7 Responses to “Profile: Northcliffe Apartment Building”

  1. Zee says:

    This building is in my neighborhood and I walk by it just about every day. It’s a shame they’re tearing it down. I realize its interiors were probably not in the best shape but I think the building could’ve/should’ve been modernized. I hate to lose another cool old First Hill building.

  2. Holly says:

    I walk by there just about every day going from work to school and have been watching the process.

    My hind brain seems to think that before the demolition process started, Virginia Mason was housing some offices there?

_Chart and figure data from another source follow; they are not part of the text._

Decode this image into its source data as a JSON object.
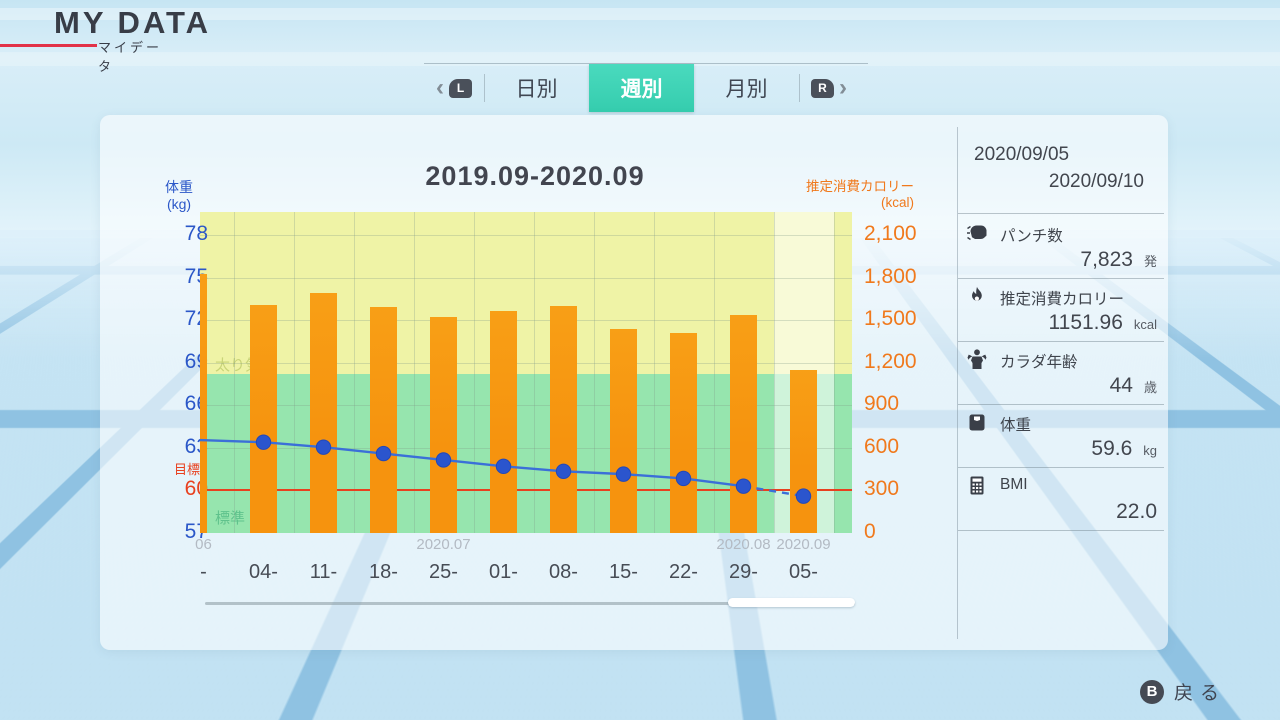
{
  "theme": {
    "ink": "#383d47",
    "header_red": "#e23248",
    "accent_teal": "#3ed1b2",
    "axis_blue": "#2b57c8",
    "axis_orange": "#f0791c",
    "bar_orange": "#f6930e",
    "line_blue": "#3b6fd8",
    "dot_blue": "#2b55cd",
    "goal_red": "#e8401f",
    "zone_yellow": "#eff3a6",
    "zone_green": "#96e5ae"
  },
  "header": {
    "title": "MY DATA",
    "subtitle": "マイデータ"
  },
  "tabs": {
    "prev_icon": "‹",
    "l_badge": "L",
    "r_badge": "R",
    "next_icon": "›",
    "items": [
      {
        "label": "日別",
        "selected": false
      },
      {
        "label": "週別",
        "selected": true
      },
      {
        "label": "月別",
        "selected": false
      }
    ]
  },
  "chart_data": {
    "type": "combo-bar-line",
    "title": "2019.09-2020.09",
    "left_axis": {
      "label": "体重",
      "unit": "(kg)",
      "ticks": [
        78,
        75,
        72,
        69,
        66,
        63,
        60,
        57
      ],
      "range": [
        57,
        79.63
      ],
      "goal_label": "目標",
      "goal_value": 60,
      "goal_tick_index": 6
    },
    "right_axis": {
      "label": "推定消費カロリー",
      "unit": "(kcal)",
      "tick_labels": [
        "2,100",
        "1,800",
        "1,500",
        "1,200",
        "900",
        "600",
        "300",
        "0"
      ],
      "tick_values": [
        2100,
        1800,
        1500,
        1200,
        900,
        600,
        300,
        0
      ],
      "range": [
        0,
        2262
      ]
    },
    "zones": {
      "upper_label": "太り気味",
      "lower_label": "標準",
      "boundary_weight": 68.2
    },
    "categories": [
      "-",
      "04-",
      "11-",
      "18-",
      "25-",
      "01-",
      "08-",
      "15-",
      "22-",
      "29-",
      "05-"
    ],
    "month_labels": [
      {
        "text": "06",
        "col": 0
      },
      {
        "text": "2020.07",
        "col": 4
      },
      {
        "text": "2020.08",
        "col": 9
      },
      {
        "text": "2020.09",
        "col": 10
      }
    ],
    "highlight_col": 10,
    "series": [
      {
        "name": "推定消費カロリー",
        "type": "bar",
        "values": [
          1822,
          1605,
          1690,
          1592,
          1520,
          1563,
          1600,
          1440,
          1408,
          1535,
          1152
        ]
      },
      {
        "name": "体重",
        "type": "line",
        "lead_in_value": 63.55,
        "dashed_last_segment": true,
        "values": [
          null,
          63.4,
          63.05,
          62.6,
          62.15,
          61.7,
          61.35,
          61.15,
          60.85,
          60.3,
          59.6
        ]
      }
    ],
    "legend_position": "none",
    "grid": true
  },
  "stats": {
    "date_range": [
      "2020/09/05",
      "2020/09/10"
    ],
    "sections": [
      {
        "icon": "boxing-glove",
        "label": "パンチ数",
        "value": "7,823",
        "unit": "発"
      },
      {
        "icon": "flame",
        "label": "推定消費カロリー",
        "value": "1151.96",
        "unit": "kcal"
      },
      {
        "icon": "muscle",
        "label": "カラダ年齢",
        "value": "44",
        "unit": "歳"
      },
      {
        "icon": "scale",
        "label": "体重",
        "value": "59.6",
        "unit": "kg"
      },
      {
        "icon": "calculator",
        "label": "BMI",
        "value": "22.0",
        "unit": ""
      }
    ]
  },
  "footer": {
    "button": "B",
    "back_label": "戻る"
  }
}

    I am so disappointed that VM didn’t decide to rehab the building — I love the architecture, particularly the gabled roof.

  3. Didi says:

    The craftsmanship is amazing. Cliffe, it’s got your name on it. They should have considered it in preservation.

  4. Lisa says:

    For all of my childhood growing up in Seattle, my Grandmother lived in this building – one of the units facing east with a bay window. I have such fond and vivid memories of the lobby, the elevator, the halls, and her very large 1 bedroom apartment. Even as a child I knew this building was unique and special. Her 1 bedroom apartment had an amazingly large living/dining room with the bay window and a very large closet. The period kitchen also had a cute eating nook. My sister and I loved to have sleep overs at her apartment. It was a special building and I hate to see it demolished and not renovated.

  5. Holly says:

    I think it may be about ready to come down; there were “Road Closed” signs on the sidewalk this morning by the building.

  6. Sally Mayer says:

    I lived in that building and that’s where I met my husband of 48 years. I just wish there were pictures of it back then. Sally Mayer

  7. Nita Baldo says:

    Ahhh, good old house of bricks:) Your pictures just made me nostalgic. Thank you!